Options
Multi-layer perceptron based speech activity detection for speaker verification
Date Issued
19-12-2011
Author(s)
Ganapathy, Sriram
Rajan, Padmanabhan
Hermansky, Hynek
Abstract
In this paper, we present a speech activity detection (SAD) technique for speaker verification in noisy environments. The proposed SAD is based on phoneme posteriors derived from a multi-layer perceptron (MLP). The MLP is trained using modulation spectral features, where long temporal segments of the speech signal are analyzed in critical bands. In each sub-band, temporal envelopes are derived using the autoregressive modelling technique called frequency domain linear prediction (FDLP). The robustness of the sub-band envelopes is achieved by a minimum mean square envelope estimation technique. We also experiment with MFCC features processed with cepstral mean subtraction. The speech features are input to the trained MLP to estimate phoneme posterior probabilities.
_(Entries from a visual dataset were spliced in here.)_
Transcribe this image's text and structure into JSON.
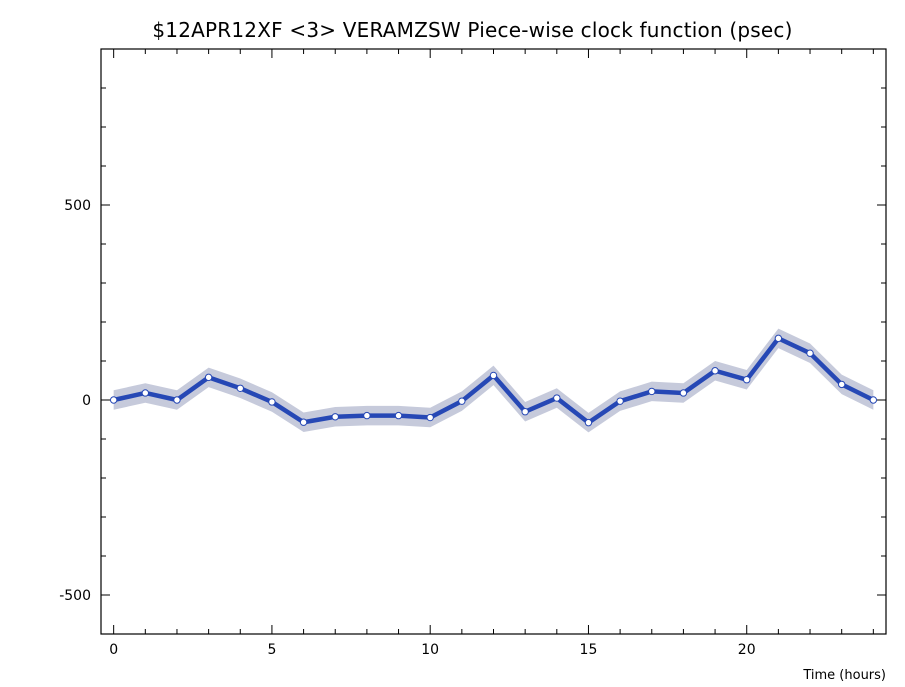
{
  "chart_data": {
    "type": "line",
    "title": "$12APR12XF <3>  VERAMZSW  Piece-wise clock function (psec)",
    "xlabel": "Time (hours)",
    "ylabel": "",
    "xlim": [
      -0.4,
      24.4
    ],
    "ylim": [
      -600,
      900
    ],
    "xticks": [
      0,
      5,
      10,
      15,
      20
    ],
    "yticks": [
      -500,
      0,
      500
    ],
    "grid": false,
    "band_halfwidth": 25,
    "series": [
      {
        "x": [
          0,
          1,
          2,
          3,
          4,
          5,
          6,
          7,
          8,
          9,
          10,
          11,
          12,
          13,
          14,
          15,
          16,
          17,
          18,
          19,
          20,
          21,
          22,
          23,
          24
        ],
        "values": [
          0,
          18,
          0,
          58,
          30,
          -5,
          -57,
          -43,
          -40,
          -40,
          -45,
          -3,
          63,
          -30,
          5,
          -58,
          -3,
          22,
          18,
          75,
          52,
          158,
          120,
          40,
          0
        ]
      }
    ],
    "colors": {
      "line": "#2648b5",
      "band": "#c6cadb",
      "marker_fill": "#ffffff",
      "axes": "#000000"
    }
  }
}
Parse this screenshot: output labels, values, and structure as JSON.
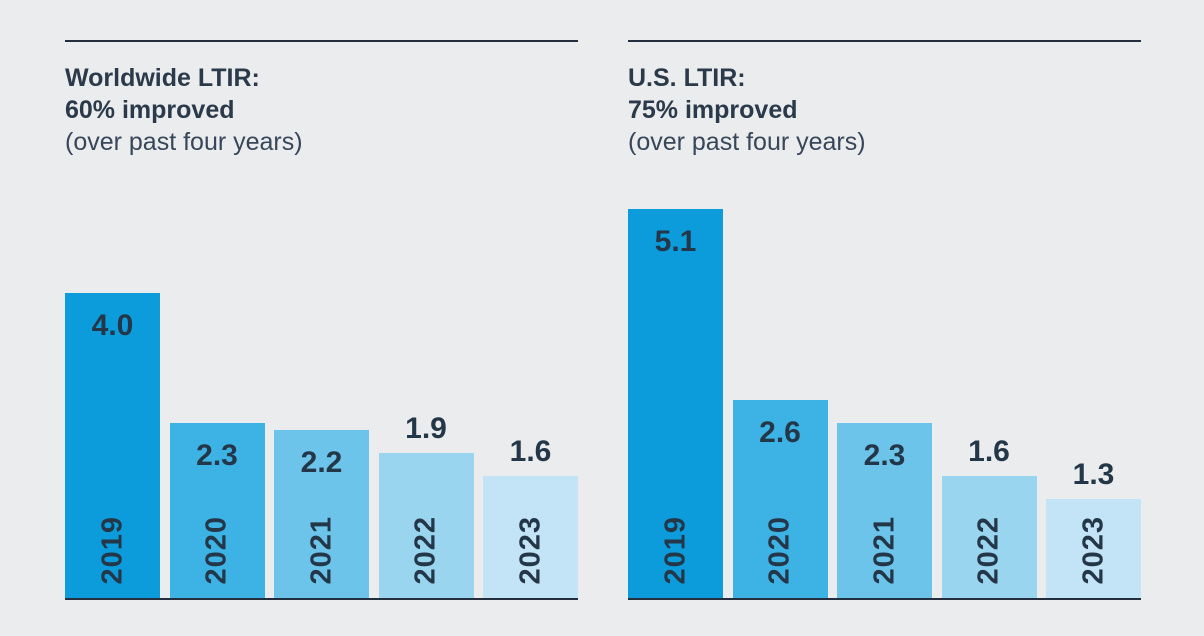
{
  "page": {
    "background_color": "#eaeced",
    "rule_color": "#232f3e",
    "label_color": "#243749",
    "title_color": "#2b3a4a"
  },
  "chart_data": [
    {
      "type": "bar",
      "title_line1": "Worldwide LTIR:",
      "title_line2": "60% improved",
      "title_line3": "(over past four years)",
      "categories": [
        "2019",
        "2020",
        "2021",
        "2022",
        "2023"
      ],
      "values": [
        4.0,
        2.3,
        2.2,
        1.9,
        1.6
      ],
      "bar_colors": [
        "#0d9cdb",
        "#3db2e5",
        "#6cc4ea",
        "#9ad5f0",
        "#c3e4f6"
      ],
      "ylim": [
        0,
        5.5
      ],
      "xlabel": "",
      "ylabel": "",
      "grid": false,
      "legend": "none",
      "value_labels_shown": true,
      "year_labels_rotated": true
    },
    {
      "type": "bar",
      "title_line1": "U.S. LTIR:",
      "title_line2": "75% improved",
      "title_line3": "(over past four years)",
      "categories": [
        "2019",
        "2020",
        "2021",
        "2022",
        "2023"
      ],
      "values": [
        5.1,
        2.6,
        2.3,
        1.6,
        1.3
      ],
      "bar_colors": [
        "#0d9cdb",
        "#3db2e5",
        "#6cc4ea",
        "#9ad5f0",
        "#c3e4f6"
      ],
      "ylim": [
        0,
        5.5
      ],
      "xlabel": "",
      "ylabel": "",
      "grid": false,
      "legend": "none",
      "value_labels_shown": true,
      "year_labels_rotated": true
    }
  ]
}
For SAD, all the speech phoneme probabilities are merged to one speech class to derive speech/non-speech decisions. The proposed SAD is applied for a speaker verification task using noisy versions of NIST 2008 speaker recognition evaluation (SRE) data, where the proposed SAD provides significant improvements (relative equal error rate (EER) improvement of about 9 % in additive noise and about 19 % in reverberant conditions). Furthermore, the improvements are consistent for the two different front-ends (FDLP and MFCC) considered here. © 2011 IEEE.